Remix.run Logo
jamilton 4 hours ago

Also interesting to consider how much "compute" has to be spent by humans are learning something like that. Like, do we need to see more examples if learning from pictures of cats and dogs than seeing them in person? How many more examples? What if we're seeing them all in sequence, or spread out across hours or days?

I've probably seen... at least a dozen pictures of aardvarks and anteaters and maybe even see one of them at the zoo but I don't think I could reliably remember which was which without a reminder.

pmontra an hour ago | parent [-]

If you see one picture of a zebra, fly to Africa, see a real zebra, you recognize it as a zebra. But zebras are really unmistakable.

If you see a picture of an oryx and a picture of a kudu, maybe you remember the shape of their horns and a picture is enough.

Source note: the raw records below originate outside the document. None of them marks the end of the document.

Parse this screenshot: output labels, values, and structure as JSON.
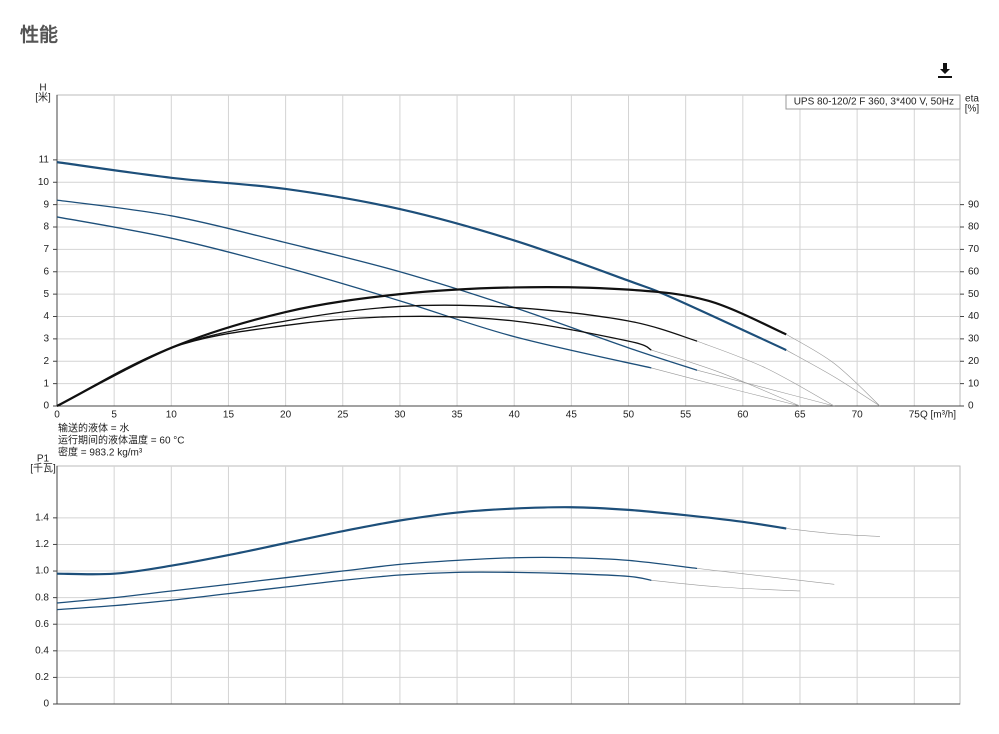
{
  "header": {
    "title": "性能"
  },
  "chart_data": [
    {
      "type": "line",
      "annotation": "UPS 80-120/2 F 360, 3*400 V, 50Hz",
      "xlabel": "Q [m³/h]",
      "ylabel": "H",
      "yunit": "[米]",
      "y2label": "eta",
      "y2unit": "[%]",
      "notes": [
        "输送的液体 = 水",
        "运行期间的液体温度 = 60 °C",
        "密度 = 983.2 kg/m³"
      ],
      "xlim": [
        0,
        79
      ],
      "ylim": [
        0,
        13.9
      ],
      "y2lim": [
        0,
        139
      ],
      "xticks": [
        0,
        5,
        10,
        15,
        20,
        25,
        30,
        35,
        40,
        45,
        50,
        55,
        60,
        65,
        70,
        75
      ],
      "yticks": [
        0,
        1,
        2,
        3,
        4,
        5,
        6,
        7,
        8,
        9,
        10,
        11
      ],
      "y2ticks": [
        0,
        10,
        20,
        30,
        40,
        50,
        60,
        70,
        80,
        90
      ],
      "grid": true,
      "series": [
        {
          "color": "#1d4f7a",
          "width": 2.2,
          "x": [
            0,
            10,
            20,
            30,
            40,
            50,
            54,
            63.8
          ],
          "values": [
            10.9,
            10.2,
            9.7,
            8.8,
            7.4,
            5.6,
            4.8,
            2.5
          ]
        },
        {
          "color": "#999999",
          "width": 0.6,
          "x": [
            63.8,
            68,
            72
          ],
          "values": [
            2.5,
            1.3,
            0
          ]
        },
        {
          "color": "#1d4f7a",
          "width": 1.3,
          "x": [
            0,
            10,
            20,
            30,
            40,
            50,
            56
          ],
          "values": [
            9.2,
            8.5,
            7.3,
            6.0,
            4.4,
            2.6,
            1.6
          ]
        },
        {
          "color": "#999999",
          "width": 0.6,
          "x": [
            56,
            62,
            68
          ],
          "values": [
            1.6,
            0.8,
            0
          ]
        },
        {
          "color": "#1d4f7a",
          "width": 1.3,
          "x": [
            0,
            10,
            20,
            30,
            40,
            52
          ],
          "values": [
            8.45,
            7.5,
            6.2,
            4.7,
            3.1,
            1.7
          ]
        },
        {
          "color": "#999999",
          "width": 0.6,
          "x": [
            52,
            58,
            65
          ],
          "values": [
            1.7,
            0.9,
            0
          ]
        },
        {
          "color": "#111111",
          "width": 2.2,
          "axis": "y2",
          "x": [
            0,
            10,
            20,
            30,
            40,
            50,
            57,
            63.8
          ],
          "values": [
            0,
            26,
            42,
            50,
            53,
            52,
            47,
            32
          ]
        },
        {
          "color": "#999999",
          "width": 0.6,
          "axis": "y2",
          "x": [
            63.8,
            68,
            72
          ],
          "values": [
            32,
            19,
            0
          ]
        },
        {
          "color": "#111111",
          "width": 1.3,
          "axis": "y2",
          "x": [
            0,
            10,
            20,
            30,
            40,
            50,
            56
          ],
          "values": [
            0,
            26,
            38,
            44.5,
            44,
            38,
            29
          ]
        },
        {
          "color": "#999999",
          "width": 0.6,
          "axis": "y2",
          "x": [
            56,
            62,
            68
          ],
          "values": [
            29,
            17,
            0
          ]
        },
        {
          "color": "#111111",
          "width": 1.3,
          "axis": "y2",
          "x": [
            0,
            10,
            20,
            30,
            40,
            50,
            52
          ],
          "values": [
            0,
            26,
            36,
            40,
            38,
            29,
            25
          ]
        },
        {
          "color": "#999999",
          "width": 0.6,
          "axis": "y2",
          "x": [
            52,
            58,
            65
          ],
          "values": [
            25,
            15,
            0
          ]
        }
      ]
    },
    {
      "type": "line",
      "ylabel": "P1",
      "yunit": "[千瓦]",
      "xlim": [
        0,
        79
      ],
      "ylim": [
        0,
        1.79
      ],
      "xticks": [
        0,
        5,
        10,
        15,
        20,
        25,
        30,
        35,
        40,
        45,
        50,
        55,
        60,
        65,
        70,
        75
      ],
      "yticks": [
        0,
        0.2,
        0.4,
        0.6,
        0.8,
        {
          "value": 1,
          "label": "1.0"
        },
        1.2,
        1.4
      ],
      "grid": true,
      "series": [
        {
          "color": "#1d4f7a",
          "width": 2.2,
          "x": [
            0,
            5,
            10,
            15,
            20,
            25,
            30,
            35,
            40,
            45,
            50,
            55,
            60,
            63.8
          ],
          "values": [
            0.98,
            0.98,
            1.04,
            1.12,
            1.21,
            1.3,
            1.38,
            1.44,
            1.47,
            1.48,
            1.46,
            1.42,
            1.37,
            1.32
          ]
        },
        {
          "color": "#999999",
          "width": 0.6,
          "x": [
            63.8,
            68,
            72
          ],
          "values": [
            1.32,
            1.28,
            1.26
          ]
        },
        {
          "color": "#1d4f7a",
          "width": 1.3,
          "x": [
            0,
            5,
            10,
            15,
            20,
            25,
            30,
            35,
            40,
            45,
            50,
            56
          ],
          "values": [
            0.76,
            0.8,
            0.85,
            0.9,
            0.95,
            1.0,
            1.05,
            1.08,
            1.1,
            1.1,
            1.08,
            1.02
          ]
        },
        {
          "color": "#999999",
          "width": 0.6,
          "x": [
            56,
            62,
            68
          ],
          "values": [
            1.02,
            0.96,
            0.9
          ]
        },
        {
          "color": "#1d4f7a",
          "width": 1.3,
          "x": [
            0,
            5,
            10,
            15,
            20,
            25,
            30,
            35,
            40,
            45,
            50,
            52
          ],
          "values": [
            0.71,
            0.74,
            0.78,
            0.83,
            0.88,
            0.93,
            0.97,
            0.99,
            0.99,
            0.98,
            0.96,
            0.93
          ]
        },
        {
          "color": "#999999",
          "width": 0.6,
          "x": [
            52,
            58,
            65
          ],
          "values": [
            0.93,
            0.88,
            0.85
          ]
        }
      ]
    }
  ]
}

Enter waterbucks and steenboks. That starts to require a little more training.

Go all the way from mammals to insects. Bees and wasps and ants are still in the one picture is enough category. But what species of ants those on the wall of my house belong to?

I believe that ease of detection depends on how much things stand out on their own. Anyway, we do use a fundamentally different way of training than neural nets because we don't rebuild ourselves from scratch. However birds and planes fly in totally different ways but both fly. Their ways of flying are appropriate for different tasks, reach a branch or carry people to Africa to look at zebras.